The architect’s lens
Section titled “The architect’s lens”- Why does it exist? Because example-based testing has a hard ceiling — it can only ever check inputs a human imagined — and the bugs that reach production live, by construction, in the inputs nobody imagined. Property-based testing exists to source inputs from a generator instead of from your imagination.
- What problem does it solve? The blind-spot problem: it hunts the unknown unknowns. By asserting an invariant over a whole domain, it lets a machine explore the space between and beyond your hand-picked points and surface edges (
-0.0, empty, null byte, boundary integers) you would never type. - What are the trade-offs? You give up the legible, self-documenting “input → output” pair, and you take on real difficulty: writing a good invariant is hard, and a weak one (
result != null) gives false comfort while always passing. Failures also arrive as generated inputs you must interpret (mitigated by shrinking). - When should I avoid it? When there is no invariant cheaper to state than the implementation itself (much straight-line business logic), when you need a readable spec or a stakeholder-facing acceptance case, or when pinning one specific regression — reach for an example there. Properties are a supplement, never a replacement.
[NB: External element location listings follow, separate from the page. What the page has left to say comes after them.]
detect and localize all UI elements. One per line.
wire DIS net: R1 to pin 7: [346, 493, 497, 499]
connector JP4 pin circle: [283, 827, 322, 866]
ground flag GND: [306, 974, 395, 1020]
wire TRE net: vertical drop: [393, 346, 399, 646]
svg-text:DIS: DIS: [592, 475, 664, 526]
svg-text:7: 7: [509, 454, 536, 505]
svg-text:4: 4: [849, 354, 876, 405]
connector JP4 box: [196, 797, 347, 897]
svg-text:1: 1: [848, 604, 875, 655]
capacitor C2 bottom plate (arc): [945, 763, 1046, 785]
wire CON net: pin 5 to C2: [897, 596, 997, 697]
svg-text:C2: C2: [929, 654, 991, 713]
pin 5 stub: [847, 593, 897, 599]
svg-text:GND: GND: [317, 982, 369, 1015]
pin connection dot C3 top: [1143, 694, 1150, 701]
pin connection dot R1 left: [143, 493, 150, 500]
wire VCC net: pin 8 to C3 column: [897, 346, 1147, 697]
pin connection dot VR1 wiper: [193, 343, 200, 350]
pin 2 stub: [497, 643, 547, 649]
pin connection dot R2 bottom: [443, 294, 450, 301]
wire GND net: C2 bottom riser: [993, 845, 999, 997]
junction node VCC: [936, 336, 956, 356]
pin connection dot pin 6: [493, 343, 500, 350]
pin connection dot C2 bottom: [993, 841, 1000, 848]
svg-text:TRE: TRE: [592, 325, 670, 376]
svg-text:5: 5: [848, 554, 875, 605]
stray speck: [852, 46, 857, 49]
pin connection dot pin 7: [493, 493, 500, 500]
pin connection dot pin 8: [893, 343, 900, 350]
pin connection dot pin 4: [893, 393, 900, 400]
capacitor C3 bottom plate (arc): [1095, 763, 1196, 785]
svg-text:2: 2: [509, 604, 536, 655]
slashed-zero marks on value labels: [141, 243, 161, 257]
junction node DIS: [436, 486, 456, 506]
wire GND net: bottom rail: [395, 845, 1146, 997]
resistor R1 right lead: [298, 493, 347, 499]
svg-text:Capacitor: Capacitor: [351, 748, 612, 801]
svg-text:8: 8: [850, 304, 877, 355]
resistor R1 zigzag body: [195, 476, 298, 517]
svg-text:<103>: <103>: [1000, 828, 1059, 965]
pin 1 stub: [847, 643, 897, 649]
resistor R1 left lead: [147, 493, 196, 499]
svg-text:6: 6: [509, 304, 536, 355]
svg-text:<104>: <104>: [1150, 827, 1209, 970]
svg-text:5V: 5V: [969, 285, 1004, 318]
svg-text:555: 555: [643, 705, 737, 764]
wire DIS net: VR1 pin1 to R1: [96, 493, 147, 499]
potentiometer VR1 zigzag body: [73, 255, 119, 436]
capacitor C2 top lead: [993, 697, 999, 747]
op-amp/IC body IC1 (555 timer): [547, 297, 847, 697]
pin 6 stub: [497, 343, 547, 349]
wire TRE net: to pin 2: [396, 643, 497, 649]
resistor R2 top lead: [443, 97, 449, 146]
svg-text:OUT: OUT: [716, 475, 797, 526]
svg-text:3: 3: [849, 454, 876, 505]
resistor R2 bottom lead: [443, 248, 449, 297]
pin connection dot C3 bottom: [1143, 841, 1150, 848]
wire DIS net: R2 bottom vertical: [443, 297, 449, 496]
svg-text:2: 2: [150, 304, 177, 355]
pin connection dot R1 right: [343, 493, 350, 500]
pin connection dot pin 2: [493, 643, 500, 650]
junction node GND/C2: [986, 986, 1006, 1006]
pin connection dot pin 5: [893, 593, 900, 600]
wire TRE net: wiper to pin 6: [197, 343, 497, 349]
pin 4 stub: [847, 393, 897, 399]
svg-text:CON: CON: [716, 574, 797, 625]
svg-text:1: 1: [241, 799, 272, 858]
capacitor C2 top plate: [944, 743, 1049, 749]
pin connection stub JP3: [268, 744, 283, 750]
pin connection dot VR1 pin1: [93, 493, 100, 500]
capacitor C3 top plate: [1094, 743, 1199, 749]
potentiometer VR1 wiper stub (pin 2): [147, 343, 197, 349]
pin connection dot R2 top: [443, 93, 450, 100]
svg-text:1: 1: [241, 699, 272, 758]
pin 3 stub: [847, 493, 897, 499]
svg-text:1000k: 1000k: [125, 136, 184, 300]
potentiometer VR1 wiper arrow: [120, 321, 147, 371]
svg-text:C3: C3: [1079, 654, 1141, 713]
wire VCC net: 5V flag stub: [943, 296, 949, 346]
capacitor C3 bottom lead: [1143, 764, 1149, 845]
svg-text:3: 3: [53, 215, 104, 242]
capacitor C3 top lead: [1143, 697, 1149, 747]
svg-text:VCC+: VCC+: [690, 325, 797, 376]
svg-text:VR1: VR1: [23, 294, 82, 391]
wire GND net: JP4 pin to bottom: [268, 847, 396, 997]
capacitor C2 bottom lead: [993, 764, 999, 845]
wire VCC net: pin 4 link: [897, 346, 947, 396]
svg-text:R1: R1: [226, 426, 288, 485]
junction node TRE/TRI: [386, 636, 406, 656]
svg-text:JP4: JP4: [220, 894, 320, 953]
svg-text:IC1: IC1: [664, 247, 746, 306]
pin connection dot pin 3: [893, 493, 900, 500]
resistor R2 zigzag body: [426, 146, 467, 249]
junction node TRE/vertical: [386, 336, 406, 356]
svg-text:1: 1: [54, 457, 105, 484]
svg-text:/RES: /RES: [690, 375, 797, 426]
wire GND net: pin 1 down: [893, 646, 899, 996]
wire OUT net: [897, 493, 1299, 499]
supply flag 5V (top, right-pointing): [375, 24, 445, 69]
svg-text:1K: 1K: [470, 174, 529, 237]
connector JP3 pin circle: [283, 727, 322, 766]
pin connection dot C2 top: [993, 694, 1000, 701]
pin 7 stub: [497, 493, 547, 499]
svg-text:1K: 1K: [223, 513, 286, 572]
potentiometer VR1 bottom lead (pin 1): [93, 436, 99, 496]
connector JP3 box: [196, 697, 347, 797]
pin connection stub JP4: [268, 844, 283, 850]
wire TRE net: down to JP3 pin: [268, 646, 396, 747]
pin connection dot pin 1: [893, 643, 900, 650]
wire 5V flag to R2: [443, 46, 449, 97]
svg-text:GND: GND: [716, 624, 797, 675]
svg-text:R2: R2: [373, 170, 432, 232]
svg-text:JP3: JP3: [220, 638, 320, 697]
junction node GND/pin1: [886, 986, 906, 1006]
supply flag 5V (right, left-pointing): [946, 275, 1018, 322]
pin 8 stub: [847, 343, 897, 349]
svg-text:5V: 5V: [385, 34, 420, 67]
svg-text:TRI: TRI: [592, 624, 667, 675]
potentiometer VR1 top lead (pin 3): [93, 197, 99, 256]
- What breaks if I remove it? You keep only the inputs you thought of, so your confidence silently caps at the edge of your imagination. Whole classes of boundary and round-trip bugs stay invisible until a user — or an Ariane 5, or a Pentium — finds them for you in production.
Check your understanding
Section titled “Check your understanding”- In one sentence each, define example-based and property-based testing, framed around who chooses the input.
- State the structural “blind spot” of example tests in your own words. Why can’t more diligence or more examples raise that ceiling?
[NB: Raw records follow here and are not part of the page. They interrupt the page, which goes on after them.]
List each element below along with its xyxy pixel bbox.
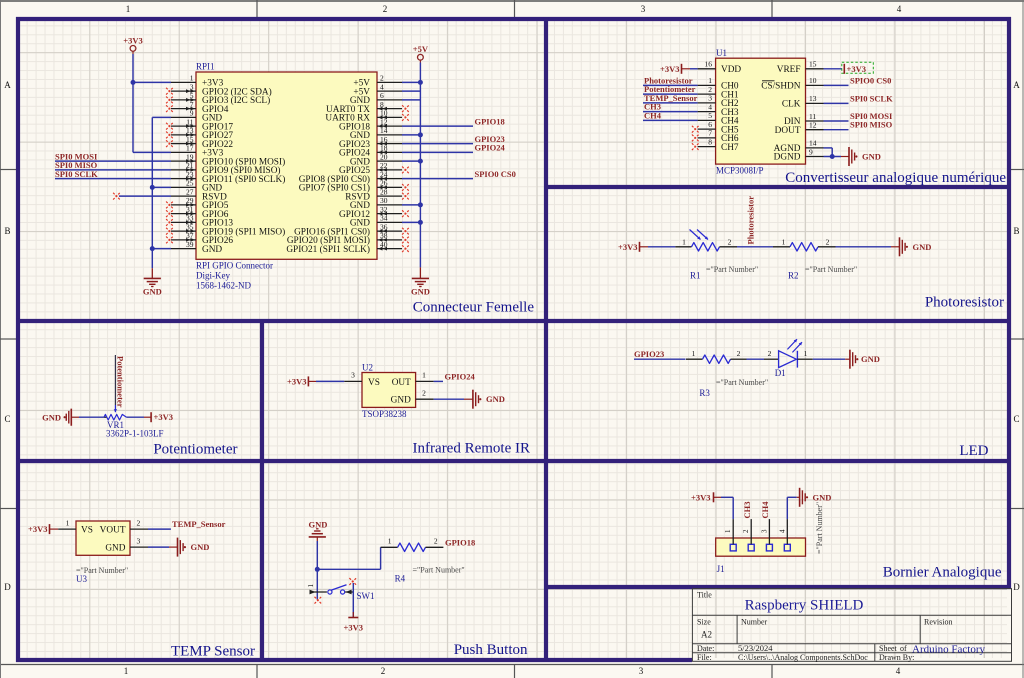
junction pin34 [418,220,423,225]
U1 pin VDD 16 [698,60,742,75]
svg-text:15: 15 [186,135,194,144]
wire pin30 to rail [402,204,420,206]
svg-text:1: 1 [692,349,696,358]
junction pin30 [418,202,423,207]
connector RPI1 left pin numbers [186,74,194,249]
IC U1 MCP3008 body [716,58,806,164]
svg-text:7: 7 [190,100,194,109]
power port +3V3 at VDD + wire [660,64,698,74]
wire pin4 to rail [402,90,420,92]
svg-text:B: B [4,226,10,236]
svg-text:GND: GND [191,542,210,552]
svg-text:17: 17 [186,144,194,153]
svg-text:DOUT: DOUT [775,126,801,136]
svg-text:9: 9 [190,109,194,118]
svg-text:GPIO23: GPIO23 [634,349,664,359]
svg-text:SW1: SW1 [357,591,375,601]
svg-text:Potentiometer: Potentiometer [115,356,125,408]
svg-text:16: 16 [705,60,713,69]
photoresistor R1 [675,237,737,251]
U2 pin GND 2 + wire [391,388,464,405]
svg-text:10: 10 [809,76,817,85]
svg-text:2: 2 [728,237,732,246]
J1 pins [733,519,787,544]
svg-text:6: 6 [708,120,712,129]
svg-text:+3V3: +3V3 [154,412,173,422]
svg-text:SPI0 MISO: SPI0 MISO [850,120,893,130]
svg-text:U1: U1 [716,48,727,58]
power port +3V3 (TEMP) + wire pin1 [28,519,76,534]
svg-text:of: of [900,644,907,653]
wire GND to J1 pin4 [787,497,796,519]
svg-text:J1: J1 [717,564,725,574]
connector RPI1 left no-connect marks [166,88,173,244]
svg-text:26: 26 [380,179,388,188]
wire D1 to ground [813,358,845,360]
svg-text:RPI1: RPI1 [196,62,215,72]
svg-text:SPIO0 CS0: SPIO0 CS0 [850,75,891,85]
svg-text:U2: U2 [362,362,373,372]
svg-text:A2: A2 [701,630,712,640]
svg-text:R4: R4 [395,573,406,583]
svg-text:1: 1 [124,666,129,676]
wire +3V3 to pin 17 [133,151,171,153]
no-connect marks CH5 CH6 CH7 [692,126,699,150]
svg-text:VOUT: VOUT [100,526,126,536]
svg-text:20: 20 [380,152,388,161]
power port +3V3 (bornier) + wire [691,492,733,519]
svg-text:2: 2 [383,4,388,14]
wire GND stub pin 39 [152,248,171,250]
svg-text:1: 1 [422,371,426,380]
wire wiper vertical [114,355,116,405]
power port +3V3 (photoresistor) [618,242,639,252]
svg-text:+3V3: +3V3 [287,376,306,386]
net label GPIO24 + wire [402,143,505,153]
wire R3 to D1 [747,358,765,360]
D1 light arrows [787,339,802,352]
wire junction to R4 (L shape) [317,547,380,569]
net label Photoresistor + wire (CH0) [643,75,698,85]
ground symbol GND (IR) [464,390,505,409]
svg-text:13: 13 [809,94,817,103]
net label Potentiometer + wire (CH1) [643,84,698,94]
svg-text:2: 2 [137,519,141,528]
power port +5V (connector right) [413,44,429,63]
svg-text:3: 3 [760,529,768,533]
svg-text:22: 22 [380,161,388,170]
svg-text:39: 39 [186,240,194,249]
resistor R4 [381,536,444,551]
connector RPI1 right no-connect marks [402,105,409,252]
svg-text:GND: GND [143,287,162,297]
net label SPIO0 CS0 + wire [402,169,516,179]
svg-text:C:\Users\..\Analog Components: C:\Users\..\Analog Components.SchDoc [738,653,868,662]
svg-text:+5V: +5V [413,44,429,54]
svg-text:3: 3 [190,82,194,91]
svg-text:12: 12 [809,121,817,130]
svg-text:4: 4 [708,102,712,111]
svg-text:23: 23 [186,170,194,179]
svg-text:D: D [1013,582,1020,592]
svg-text:32: 32 [380,205,388,214]
svg-text:GND: GND [105,544,125,554]
junction push button [315,567,320,572]
svg-text:C: C [4,414,10,424]
junction pin2 [418,80,423,85]
svg-text:8: 8 [708,137,712,146]
svg-text:25: 25 [186,179,194,188]
svg-text:Number: Number [741,618,768,627]
svg-text:GND: GND [391,396,411,406]
wire R2 to ground [836,246,892,248]
footer RPI GPIO Connector Digi-Key 1568-1462-ND [196,261,273,291]
U1 pins CH0-CH7 [698,76,739,153]
svg-text:+3V3: +3V3 [28,524,47,534]
svg-text:GND: GND [42,412,61,422]
power port +3V3 (potentiometer) [151,412,173,422]
svg-text:6: 6 [380,91,384,100]
sheet zone border lines [0,0,1024,2]
svg-text:CS/SHDN: CS/SHDN [761,82,801,92]
wire GPIO23 to R3 [634,358,686,360]
svg-text:14: 14 [380,126,388,135]
svg-text:3: 3 [708,94,712,103]
svg-text:3: 3 [641,4,646,14]
power port +3V3 (push button) [344,612,363,633]
svg-text:GND: GND [486,394,505,404]
svg-text:+3V3: +3V3 [660,64,679,74]
connector J1 body [716,538,806,556]
svg-text:Sheet: Sheet [879,644,898,653]
svg-text:3: 3 [639,666,644,676]
svg-text:+3V3: +3V3 [847,64,866,74]
svg-text:Drawn By:: Drawn By: [879,653,914,662]
net label SPI0 MISO + wire [55,160,171,170]
svg-text:CH4: CH4 [644,110,662,120]
wire RSVD pin 27 stub [119,195,171,197]
LED D1 [764,349,813,367]
svg-text:5/23/2024: 5/23/2024 [738,643,773,653]
svg-text:TEMP_Sensor: TEMP_Sensor [172,519,226,529]
wire GND stub pin 9 [152,116,171,118]
svg-text:1568-1462-ND: 1568-1462-ND [196,281,251,291]
svg-text:15: 15 [809,60,817,69]
svg-text:GPIO18: GPIO18 [475,116,505,126]
U1 right pin names [761,65,801,163]
connector RPI1 left pins [171,82,196,248]
IC U2 TSOP38238 body [362,373,416,408]
svg-text:2: 2 [768,349,772,358]
svg-text:U3: U3 [76,574,87,584]
svg-text:1: 1 [724,529,732,533]
switch SW1 [307,584,353,595]
power port +3V3 (connector left) [123,36,142,55]
svg-text:VREF: VREF [777,65,801,75]
svg-text:2: 2 [708,85,712,94]
wire +3V3 to pin 1 [133,81,171,83]
resistor R2 [773,237,836,251]
svg-text:MCP3008I/P: MCP3008I/P [716,166,764,176]
svg-text:Photoresistor: Photoresistor [746,196,756,245]
junction AGND/DGND [830,154,835,159]
svg-text:SPIO0 CS0: SPIO0 CS0 [475,169,516,179]
svg-text:11: 11 [809,112,816,121]
svg-text:1: 1 [804,349,808,358]
svg-text:+3V3: +3V3 [618,242,637,252]
svg-text:+3V3: +3V3 [691,493,710,503]
svg-text:A: A [4,80,11,90]
svg-text:GND: GND [861,354,880,364]
ground symbol GND (bornier) [797,488,832,507]
svg-text:18: 18 [380,144,388,153]
wire GND stub pin 25 [152,186,171,188]
svg-text:Bornier Analogique: Bornier Analogique [883,565,1002,581]
ground symbol GND (potentiometer) [42,409,79,426]
net label GPIO18 + wire [402,116,505,126]
svg-text:37: 37 [186,231,194,240]
wire pin6 to rail [402,99,420,101]
svg-text:CH4: CH4 [760,501,770,519]
svg-text:Potentiometer: Potentiometer [153,442,237,458]
svg-text:36: 36 [380,222,388,231]
connector RPI1 right pins [377,82,402,250]
net label SPI0 MOSI + wire [55,151,171,161]
ground symbol GND (left) [143,268,162,296]
svg-text:12: 12 [380,117,388,126]
junction pin20 [418,159,423,164]
wire +3V3 vertical rail left [132,54,134,152]
svg-text:1: 1 [708,76,712,85]
svg-text:="Part Number": ="Part Number" [706,265,758,274]
svg-text:Digi-Key: Digi-Key [196,271,230,281]
junction GND pin25 [150,185,155,190]
svg-text:40: 40 [380,240,388,249]
net label SPI0 SCLK + wire [55,169,171,179]
svg-text:1: 1 [190,74,194,83]
svg-text:GPIO18: GPIO18 [445,537,475,547]
svg-text:34: 34 [380,214,388,223]
svg-text:1: 1 [388,536,392,545]
svg-text:19: 19 [186,152,194,161]
svg-text:LED: LED [959,443,988,459]
svg-text:GND: GND [202,245,222,255]
svg-text:CH7: CH7 [721,143,739,153]
wire pin14 to rail [402,134,420,136]
wire +5V / GND vertical rail right [419,63,421,268]
svg-text:21: 21 [186,161,194,170]
junction +3V3/pin1 [131,80,136,85]
svg-text:VS: VS [368,378,380,388]
svg-text:29: 29 [186,196,194,205]
svg-text:GND: GND [862,152,881,162]
power port +3V3 at VREF with compile mask [824,62,874,74]
svg-text:2: 2 [381,666,386,676]
svg-text:="Part Number": ="Part Number" [716,378,768,387]
J1 pads [730,544,790,551]
U3 pin VOUT 2 + wire [130,519,171,529]
net label SPI0 MOSI + wire (DIN) [824,111,893,121]
power port +3V3 (IR) + wire [287,376,344,386]
wire GND down to junction [316,541,318,569]
resistor R3 [686,349,747,363]
svg-text:9: 9 [809,147,813,156]
no-connect SW1 pin1 [315,597,322,604]
wire pin20 to rail [402,160,420,162]
svg-text:28: 28 [380,187,388,196]
svg-text:Date:: Date: [697,644,714,653]
no-connect RSVD left [113,193,120,200]
svg-text:R1: R1 [690,271,701,281]
IC U3 temp sensor body [76,521,130,555]
svg-text:3: 3 [137,537,141,546]
svg-text:7: 7 [708,129,712,138]
svg-text:35: 35 [186,222,194,231]
svg-text:TEMP Sensor: TEMP Sensor [171,644,255,660]
svg-text:Connecteur Femelle: Connecteur Femelle [413,300,535,316]
svg-text:OUT: OUT [392,378,411,388]
wire GND to VR1 [79,416,104,418]
U1 right pins [806,60,824,157]
svg-text:4: 4 [896,666,901,676]
junction pin14 [418,132,423,137]
svg-text:1: 1 [66,519,70,528]
U3 pin GND 3 + wire [130,537,169,547]
svg-text:27: 27 [186,187,194,196]
svg-text:VDD: VDD [721,65,741,75]
svg-text:D1: D1 [775,368,786,378]
net label SPI0 SCLK + wire (CLK) [824,93,894,103]
svg-text:33: 33 [186,214,194,223]
svg-text:5: 5 [190,91,194,100]
svg-text:Title: Title [697,591,712,600]
svg-text:SPI0 SCLK: SPI0 SCLK [55,169,98,179]
svg-text:2: 2 [380,74,384,83]
svg-text:30: 30 [380,196,388,205]
svg-text:4: 4 [897,4,902,14]
svg-text:2: 2 [826,237,830,246]
svg-text:GPIO24: GPIO24 [475,143,506,153]
VR1 wiper arrow [114,405,116,412]
net label CH4 + wire [643,110,698,120]
U2 pin VS 3 [344,371,380,388]
svg-text:1: 1 [682,237,686,246]
wire pin2 to rail [402,81,420,83]
svg-text:+3V3: +3V3 [344,623,363,633]
svg-text:Arduino Factory: Arduino Factory [912,644,986,656]
title block labels [697,591,952,663]
connector RPI1 body [196,72,377,259]
svg-text:2: 2 [434,536,438,545]
svg-text:RPI GPIO Connector: RPI GPIO Connector [196,261,273,271]
svg-text:="Part Number": ="Part Number" [413,565,465,574]
svg-text:3362P-1-103LF: 3362P-1-103LF [106,429,164,439]
svg-text:16: 16 [380,135,388,144]
svg-text:="Part Number": ="Part Number" [815,502,824,554]
svg-text:D: D [4,582,11,592]
svg-text:TSOP38238: TSOP38238 [362,409,407,419]
svg-text:Push Button: Push Button [454,642,528,658]
svg-text:13: 13 [186,126,194,135]
svg-text:C: C [1013,414,1019,424]
ground symbol GND (ADC) [841,147,881,166]
net label GPIO23 + wire [402,134,505,144]
svg-text:CH3: CH3 [742,502,752,519]
svg-text:GPIO24: GPIO24 [445,371,476,381]
svg-text:4: 4 [778,529,786,533]
svg-text:10: 10 [380,109,388,118]
svg-text:3: 3 [351,371,355,380]
svg-text:Infrared Remote IR: Infrared Remote IR [413,441,530,457]
svg-text:R2: R2 [788,271,799,281]
svg-text:1: 1 [782,237,786,246]
wire junction down to switch [316,569,318,599]
connector RPI1 right pin numbers [380,74,388,249]
no-connect SW1 pin2 [349,578,356,585]
wire R1 to R2 [737,246,773,248]
svg-text:31: 31 [186,205,194,214]
svg-text:B: B [1013,226,1019,236]
wire GND vertical rail left [151,117,153,268]
svg-text:24: 24 [380,170,388,179]
svg-text:A: A [1013,80,1020,90]
net label SPI0 MISO + wire (DOUT) [824,120,893,130]
ground symbol GND (push button) [309,519,328,541]
J1 pin numbers rotated [724,529,786,533]
wire +3V3 to R1 [640,246,649,248]
ground symbol GND (LED) [845,350,880,369]
net label TEMP_Sensor + wire (CH2) [643,93,698,103]
svg-text:="Part Number": ="Part Number" [805,265,857,274]
junction GND pin39 [150,246,155,251]
potentiometer VR1 [104,414,127,420]
svg-text:GND: GND [813,493,832,503]
connector RPI1 right pin names [286,79,370,255]
svg-text:Size: Size [697,618,711,627]
svg-text:Raspberry SHIELD: Raspberry SHIELD [745,598,864,614]
wire DGND to ground [824,156,842,158]
wire SW1 to +3V3 [352,583,354,618]
U3 pin names [81,526,126,554]
svg-text:GND: GND [913,242,932,252]
svg-text:1: 1 [307,584,315,588]
ground symbol GND (photoresistor) [891,237,931,256]
net label SPIO0 CS0 + wire (CS/SHDN) [824,75,892,85]
svg-text:GND: GND [309,519,328,529]
wire AGND to DGND [824,148,833,157]
svg-text:Photoresistor: Photoresistor [925,295,1004,311]
svg-text:+3V3: +3V3 [123,36,142,46]
svg-text:5: 5 [708,111,712,120]
svg-text:11: 11 [186,117,193,126]
svg-text:CLK: CLK [782,100,801,110]
svg-text:VS: VS [81,526,93,536]
svg-text:2: 2 [737,349,741,358]
svg-text:Revision: Revision [924,618,952,627]
wire VR1 to +3V3 [127,416,145,418]
svg-text:38: 38 [380,231,388,240]
svg-text:Convertisseur analogique numér: Convertisseur analogique numérique [785,170,1006,186]
title block frame [692,589,1011,662]
ground symbol GND (right) [411,267,430,296]
svg-text:GND: GND [411,287,430,297]
U2 pin OUT 1 + wire [392,371,443,388]
net label CH3 + wire [643,102,698,112]
svg-text:R3: R3 [699,388,710,398]
svg-text:4: 4 [380,82,384,91]
ground symbol GND (TEMP) [169,538,209,557]
svg-text:1: 1 [126,4,131,14]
- What is an invariant, and why is it — rather than any specific expected output — “the thing under test” in a property? Give the round-trip invariant for the
kvliteWAL. - This page argues examples and properties are complementary, not rivals. Name two jobs an example test does that a property cannot, and one job a property does that examples cannot.
- Someone says “property-based testing is worse because a failure is a giant random input I can’t debug.” Which upcoming technique answers this objection, and how?
Show answers
- Example-based: you choose a specific input and assert a specific expected output (
reverse("abc") == "cba"). Property-based: you state a rule that must hold for all inputs in a domain, and a generator chooses the inputs (∀ s: reverse(reverse(s)) == s). The pivot is who picks the input — you, versus the tool. - Example tests can only check inputs a human imagined, so their coverage is bounded by that imagination; the production-breaking bug is, almost by definition, an input nobody pictured. More diligence just adds more of the inputs you can conceive — it operates below the same ceiling, because the ceiling is the edge of what you conceive.
- An invariant is a statement that stays true for every valid input (e.g. “the output of
sortis non-decreasing and a permutation of the input”). It is the thing under test because a property asserts the rule, not a hand-computed answer, so it can be checked against inputs whose “correct” output you never computed. ThekvliteWAL invariant: for any sequence of writes, what you read back after flushing and replaying the log on restart equals what you wrote —decode(encode(x)) == x. - Examples uniquely: document the API legibly (
parseAmount("$1,000.50") == 100050shows units at a glance), pin known regressions to an exact input, and encode explicitly-asked-for acceptance cases. Properties uniquely: hunt unknown unknowns by exploring the domain a human can’t enumerate (and state intent at the level of rules, e.g. “always sorted”). - Shrinking (shrinking-and-edge-cases). When a property fails on a large generated input, the tool automatically reduces it to the minimal failing case — often two or three elements — so you debug the smallest reproduction, not the giant random one the generator first found.